Hodder had previously revealed that the controversy had cost the RIBA £100,000 in donations and revenue from lost venue bookings at its London headquarters on Portland Place.

The RIBA's elected council members voted in March under the leadership of previous president Angela Brady to ask for the suspension of the IAUA, on the grounds that members were complicit in construction of controversial settlements in the West Bank.

But the resolution was not debated at the international UIA conference in August and attracted criticism from leading architects, as well as politicians.

"I find this incredible that the RIBA which I thought as being an extremely honourable institution would vote or agitate for sanctions against Israel," wrote Pritkzer Prize laureate Richard Meier in a private letter to Hodder. "I and many other architects here in New York condemn this action."

New York-based architect Daniel Libeskind told the Architect's Journal: "This decision seems to be completely counter to the mission of the RIBA; these actions are short-sighted and appear to be an attempt to simplify a very complex issue."

At the end of last month, a specially commissioned task force asked to advise the RIBA on its international activities found that the resolution "was not in furtherance of the charitable objects of the RIBA".

It was then overturned in a vote at a RIBA Council meeting last week by 22 to 18 with four abstentions.

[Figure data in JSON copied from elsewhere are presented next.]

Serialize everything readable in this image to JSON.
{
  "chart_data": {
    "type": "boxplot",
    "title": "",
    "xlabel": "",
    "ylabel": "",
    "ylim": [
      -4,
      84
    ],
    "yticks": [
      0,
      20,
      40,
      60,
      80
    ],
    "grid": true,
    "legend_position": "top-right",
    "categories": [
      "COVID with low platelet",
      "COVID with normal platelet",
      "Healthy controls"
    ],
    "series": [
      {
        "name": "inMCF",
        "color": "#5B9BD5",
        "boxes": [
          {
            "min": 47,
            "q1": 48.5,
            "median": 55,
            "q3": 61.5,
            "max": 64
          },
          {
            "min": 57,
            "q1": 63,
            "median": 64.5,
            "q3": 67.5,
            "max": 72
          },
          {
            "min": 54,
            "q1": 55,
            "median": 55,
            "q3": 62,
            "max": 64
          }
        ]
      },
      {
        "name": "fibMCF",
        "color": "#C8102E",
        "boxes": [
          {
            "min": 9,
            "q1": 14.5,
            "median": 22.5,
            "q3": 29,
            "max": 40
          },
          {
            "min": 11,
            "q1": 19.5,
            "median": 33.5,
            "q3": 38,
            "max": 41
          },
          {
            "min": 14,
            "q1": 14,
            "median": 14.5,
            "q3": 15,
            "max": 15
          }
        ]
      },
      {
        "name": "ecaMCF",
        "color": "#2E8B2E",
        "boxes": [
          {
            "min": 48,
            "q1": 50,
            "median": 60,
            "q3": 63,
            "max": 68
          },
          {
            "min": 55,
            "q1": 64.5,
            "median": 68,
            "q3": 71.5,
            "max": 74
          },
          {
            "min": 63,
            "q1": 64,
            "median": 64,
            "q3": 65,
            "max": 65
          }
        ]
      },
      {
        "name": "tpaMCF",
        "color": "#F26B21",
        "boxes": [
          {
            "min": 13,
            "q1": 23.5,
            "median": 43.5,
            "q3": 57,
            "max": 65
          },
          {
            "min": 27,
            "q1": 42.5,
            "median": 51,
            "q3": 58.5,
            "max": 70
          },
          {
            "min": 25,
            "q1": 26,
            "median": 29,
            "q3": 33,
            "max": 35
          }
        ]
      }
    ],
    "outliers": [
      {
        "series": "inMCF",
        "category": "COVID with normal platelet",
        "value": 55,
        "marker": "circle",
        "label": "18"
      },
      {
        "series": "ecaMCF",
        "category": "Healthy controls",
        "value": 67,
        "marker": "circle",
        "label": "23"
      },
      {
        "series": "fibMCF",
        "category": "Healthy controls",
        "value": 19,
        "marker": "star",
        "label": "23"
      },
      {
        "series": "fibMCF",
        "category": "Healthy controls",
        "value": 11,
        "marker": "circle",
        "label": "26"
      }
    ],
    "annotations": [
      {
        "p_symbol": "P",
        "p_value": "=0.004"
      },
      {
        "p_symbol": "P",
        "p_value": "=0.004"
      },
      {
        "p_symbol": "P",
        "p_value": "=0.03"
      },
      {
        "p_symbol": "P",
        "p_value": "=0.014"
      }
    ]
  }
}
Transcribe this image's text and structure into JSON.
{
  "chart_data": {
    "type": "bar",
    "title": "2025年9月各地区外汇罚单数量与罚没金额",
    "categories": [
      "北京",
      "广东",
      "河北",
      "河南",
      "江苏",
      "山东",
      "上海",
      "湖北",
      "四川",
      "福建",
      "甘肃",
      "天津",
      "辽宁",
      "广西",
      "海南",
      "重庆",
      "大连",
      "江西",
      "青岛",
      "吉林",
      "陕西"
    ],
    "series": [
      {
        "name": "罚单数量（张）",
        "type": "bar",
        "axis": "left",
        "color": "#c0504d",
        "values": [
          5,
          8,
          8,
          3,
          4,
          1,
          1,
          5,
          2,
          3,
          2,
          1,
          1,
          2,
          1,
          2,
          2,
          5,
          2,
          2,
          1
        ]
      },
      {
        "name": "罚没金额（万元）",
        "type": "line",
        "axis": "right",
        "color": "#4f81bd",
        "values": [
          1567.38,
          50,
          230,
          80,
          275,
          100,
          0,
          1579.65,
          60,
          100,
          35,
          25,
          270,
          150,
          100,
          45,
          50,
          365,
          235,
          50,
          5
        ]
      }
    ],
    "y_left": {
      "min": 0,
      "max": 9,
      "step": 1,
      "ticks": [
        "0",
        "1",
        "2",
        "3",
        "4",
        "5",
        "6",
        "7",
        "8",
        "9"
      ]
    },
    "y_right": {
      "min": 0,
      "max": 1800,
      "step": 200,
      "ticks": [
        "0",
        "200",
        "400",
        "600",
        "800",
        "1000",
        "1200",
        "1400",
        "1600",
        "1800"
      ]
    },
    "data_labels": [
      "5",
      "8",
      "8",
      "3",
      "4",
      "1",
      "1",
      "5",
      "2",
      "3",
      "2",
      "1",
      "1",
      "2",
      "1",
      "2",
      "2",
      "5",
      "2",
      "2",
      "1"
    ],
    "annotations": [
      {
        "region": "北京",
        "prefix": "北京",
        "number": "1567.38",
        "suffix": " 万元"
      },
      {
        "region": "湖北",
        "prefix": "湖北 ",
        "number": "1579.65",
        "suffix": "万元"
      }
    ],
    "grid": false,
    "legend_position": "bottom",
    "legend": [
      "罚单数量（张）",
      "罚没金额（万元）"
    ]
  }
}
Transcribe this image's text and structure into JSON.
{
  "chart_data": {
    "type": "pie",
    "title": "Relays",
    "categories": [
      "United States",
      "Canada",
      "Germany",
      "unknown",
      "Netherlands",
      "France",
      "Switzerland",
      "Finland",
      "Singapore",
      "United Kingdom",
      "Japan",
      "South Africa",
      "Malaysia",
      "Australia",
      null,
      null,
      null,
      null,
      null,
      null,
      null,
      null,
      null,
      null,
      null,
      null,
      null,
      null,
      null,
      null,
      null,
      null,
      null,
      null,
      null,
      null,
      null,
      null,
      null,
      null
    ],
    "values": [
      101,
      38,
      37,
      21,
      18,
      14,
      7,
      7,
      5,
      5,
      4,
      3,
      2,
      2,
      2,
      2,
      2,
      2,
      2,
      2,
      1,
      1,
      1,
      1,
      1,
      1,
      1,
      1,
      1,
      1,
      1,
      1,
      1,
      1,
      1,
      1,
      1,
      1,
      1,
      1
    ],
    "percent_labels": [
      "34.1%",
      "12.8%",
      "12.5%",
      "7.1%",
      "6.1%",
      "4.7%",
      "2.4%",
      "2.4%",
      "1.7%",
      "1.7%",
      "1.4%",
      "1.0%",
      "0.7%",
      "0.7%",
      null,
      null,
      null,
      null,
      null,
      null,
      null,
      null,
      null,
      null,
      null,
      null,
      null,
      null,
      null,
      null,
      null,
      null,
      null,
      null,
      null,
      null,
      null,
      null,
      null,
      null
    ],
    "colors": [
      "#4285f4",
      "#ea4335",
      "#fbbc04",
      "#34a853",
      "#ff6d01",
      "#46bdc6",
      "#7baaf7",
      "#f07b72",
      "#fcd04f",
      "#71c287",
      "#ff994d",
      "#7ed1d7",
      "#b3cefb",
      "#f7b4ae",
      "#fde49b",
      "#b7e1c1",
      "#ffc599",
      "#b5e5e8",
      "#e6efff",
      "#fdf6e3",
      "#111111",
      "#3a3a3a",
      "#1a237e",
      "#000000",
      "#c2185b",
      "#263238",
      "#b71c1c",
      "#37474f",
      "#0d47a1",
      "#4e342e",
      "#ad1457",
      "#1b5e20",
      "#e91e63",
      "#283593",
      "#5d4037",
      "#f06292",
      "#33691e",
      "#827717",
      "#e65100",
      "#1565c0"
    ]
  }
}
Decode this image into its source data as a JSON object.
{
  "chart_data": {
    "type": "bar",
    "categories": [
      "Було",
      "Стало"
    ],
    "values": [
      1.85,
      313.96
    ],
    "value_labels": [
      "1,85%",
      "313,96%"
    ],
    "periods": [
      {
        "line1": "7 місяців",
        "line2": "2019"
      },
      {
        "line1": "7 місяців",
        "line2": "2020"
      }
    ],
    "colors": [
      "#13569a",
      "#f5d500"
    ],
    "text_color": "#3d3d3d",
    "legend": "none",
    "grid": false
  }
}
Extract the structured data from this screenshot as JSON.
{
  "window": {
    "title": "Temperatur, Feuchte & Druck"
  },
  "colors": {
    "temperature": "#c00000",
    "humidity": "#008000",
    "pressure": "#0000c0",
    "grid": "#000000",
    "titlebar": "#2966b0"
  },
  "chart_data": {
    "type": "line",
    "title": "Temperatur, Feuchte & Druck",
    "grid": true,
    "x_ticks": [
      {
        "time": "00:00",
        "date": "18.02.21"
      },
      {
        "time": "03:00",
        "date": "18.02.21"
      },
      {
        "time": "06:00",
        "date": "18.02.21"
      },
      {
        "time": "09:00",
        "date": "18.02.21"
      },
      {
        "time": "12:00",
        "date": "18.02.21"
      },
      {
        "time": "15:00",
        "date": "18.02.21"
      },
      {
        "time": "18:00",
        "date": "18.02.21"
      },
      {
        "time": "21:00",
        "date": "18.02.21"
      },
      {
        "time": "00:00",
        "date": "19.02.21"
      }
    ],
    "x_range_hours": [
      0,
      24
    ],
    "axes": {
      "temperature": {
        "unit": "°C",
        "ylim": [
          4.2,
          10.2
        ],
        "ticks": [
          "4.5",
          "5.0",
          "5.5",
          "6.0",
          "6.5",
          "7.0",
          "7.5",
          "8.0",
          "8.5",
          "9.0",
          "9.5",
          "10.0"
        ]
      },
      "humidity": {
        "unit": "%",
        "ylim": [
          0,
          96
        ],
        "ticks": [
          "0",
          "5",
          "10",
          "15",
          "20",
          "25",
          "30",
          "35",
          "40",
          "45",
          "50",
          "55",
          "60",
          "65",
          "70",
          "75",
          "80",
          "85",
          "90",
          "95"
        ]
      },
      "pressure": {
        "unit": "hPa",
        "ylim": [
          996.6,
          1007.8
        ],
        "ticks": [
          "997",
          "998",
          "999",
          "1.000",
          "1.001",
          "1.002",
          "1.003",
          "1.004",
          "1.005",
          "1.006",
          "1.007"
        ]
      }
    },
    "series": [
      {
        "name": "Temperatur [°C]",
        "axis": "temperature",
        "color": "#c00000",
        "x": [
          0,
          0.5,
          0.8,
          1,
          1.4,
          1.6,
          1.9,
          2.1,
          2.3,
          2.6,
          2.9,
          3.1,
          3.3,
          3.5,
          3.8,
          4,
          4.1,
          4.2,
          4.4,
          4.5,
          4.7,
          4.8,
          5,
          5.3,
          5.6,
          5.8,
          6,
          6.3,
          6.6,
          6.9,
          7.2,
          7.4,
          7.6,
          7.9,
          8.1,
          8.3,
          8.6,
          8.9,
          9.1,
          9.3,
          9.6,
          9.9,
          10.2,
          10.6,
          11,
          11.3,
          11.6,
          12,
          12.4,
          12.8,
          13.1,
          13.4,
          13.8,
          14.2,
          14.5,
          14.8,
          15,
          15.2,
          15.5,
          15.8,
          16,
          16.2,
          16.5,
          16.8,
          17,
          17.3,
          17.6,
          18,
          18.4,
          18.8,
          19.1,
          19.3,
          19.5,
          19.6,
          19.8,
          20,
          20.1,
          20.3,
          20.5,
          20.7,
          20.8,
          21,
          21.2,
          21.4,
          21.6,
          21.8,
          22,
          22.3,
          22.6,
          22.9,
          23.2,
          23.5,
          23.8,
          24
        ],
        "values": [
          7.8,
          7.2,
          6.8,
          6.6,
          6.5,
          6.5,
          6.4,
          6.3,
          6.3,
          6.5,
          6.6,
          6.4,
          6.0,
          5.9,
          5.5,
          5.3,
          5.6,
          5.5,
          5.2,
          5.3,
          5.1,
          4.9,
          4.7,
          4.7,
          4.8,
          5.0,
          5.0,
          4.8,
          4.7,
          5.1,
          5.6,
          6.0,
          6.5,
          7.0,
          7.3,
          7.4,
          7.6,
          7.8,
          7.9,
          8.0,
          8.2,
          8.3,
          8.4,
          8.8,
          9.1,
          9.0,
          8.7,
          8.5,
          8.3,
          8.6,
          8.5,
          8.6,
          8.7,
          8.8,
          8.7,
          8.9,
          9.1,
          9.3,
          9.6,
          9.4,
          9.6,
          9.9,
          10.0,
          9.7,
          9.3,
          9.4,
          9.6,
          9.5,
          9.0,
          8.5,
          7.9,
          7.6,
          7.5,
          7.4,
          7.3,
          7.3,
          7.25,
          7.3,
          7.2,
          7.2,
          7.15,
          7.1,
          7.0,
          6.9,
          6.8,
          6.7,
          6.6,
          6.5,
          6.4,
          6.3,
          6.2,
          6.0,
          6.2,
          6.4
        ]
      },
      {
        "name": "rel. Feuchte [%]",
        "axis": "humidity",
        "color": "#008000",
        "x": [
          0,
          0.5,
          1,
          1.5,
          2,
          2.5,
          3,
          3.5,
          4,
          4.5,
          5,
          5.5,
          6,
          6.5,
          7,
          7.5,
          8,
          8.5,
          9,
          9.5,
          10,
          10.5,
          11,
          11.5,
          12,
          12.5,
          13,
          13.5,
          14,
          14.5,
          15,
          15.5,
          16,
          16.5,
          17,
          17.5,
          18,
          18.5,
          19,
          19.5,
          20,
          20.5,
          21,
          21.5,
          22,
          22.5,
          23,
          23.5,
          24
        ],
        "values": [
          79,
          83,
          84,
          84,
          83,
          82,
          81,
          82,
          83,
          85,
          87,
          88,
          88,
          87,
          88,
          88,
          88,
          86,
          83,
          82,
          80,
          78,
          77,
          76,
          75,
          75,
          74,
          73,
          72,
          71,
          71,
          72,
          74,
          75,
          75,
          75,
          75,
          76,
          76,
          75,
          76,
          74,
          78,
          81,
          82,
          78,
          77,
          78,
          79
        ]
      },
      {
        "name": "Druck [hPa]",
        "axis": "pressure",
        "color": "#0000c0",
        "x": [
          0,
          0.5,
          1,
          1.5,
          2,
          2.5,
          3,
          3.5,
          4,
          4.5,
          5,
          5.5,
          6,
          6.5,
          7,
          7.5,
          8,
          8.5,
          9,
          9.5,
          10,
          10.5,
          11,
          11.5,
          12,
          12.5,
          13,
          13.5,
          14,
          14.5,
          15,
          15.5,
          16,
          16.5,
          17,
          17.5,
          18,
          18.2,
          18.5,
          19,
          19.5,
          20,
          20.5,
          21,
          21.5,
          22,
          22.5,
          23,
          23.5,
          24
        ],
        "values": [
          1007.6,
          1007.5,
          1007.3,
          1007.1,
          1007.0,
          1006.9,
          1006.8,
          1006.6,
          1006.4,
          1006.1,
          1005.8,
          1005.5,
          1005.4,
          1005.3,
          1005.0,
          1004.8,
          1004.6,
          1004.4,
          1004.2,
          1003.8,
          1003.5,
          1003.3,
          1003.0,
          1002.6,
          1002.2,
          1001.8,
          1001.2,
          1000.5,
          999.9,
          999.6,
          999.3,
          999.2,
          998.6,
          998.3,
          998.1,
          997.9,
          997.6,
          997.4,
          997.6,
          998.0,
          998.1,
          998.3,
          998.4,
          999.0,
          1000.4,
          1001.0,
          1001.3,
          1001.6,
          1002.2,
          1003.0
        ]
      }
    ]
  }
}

"RIBA Council has an important role to play in engaging with difficult and controversial issues. However it is a widely held view that the resolution passed in March concerning the Israeli Association of United Architects did not make a constructive contribution to the current situation," said Hodder in an official statement.

"While there should be no doubt concerning the seriousness of the issues facing communities in Israel and the West Bank, the Task Group has established that the resolution was not in furtherance of the charitable objects of the RIBA and should not have been placed before Council. For the Institute to have engaged in this issue in a confrontational way – by seeking suspension of the Israeli Association of United Architects from the UIA – was wrong. These recommendations supersede the previous Council resolution of 19 March 2014 and as a result that policy is now rescinded."

“We are strengthening our governance procedures and will put in place measures to ensure that RIBA Council is able to have informed debates with due consideration of the issues involved and within the parameters of our Charter and Charity Commission guidance," he added.

West Bank image is courtesy of Shutterstock.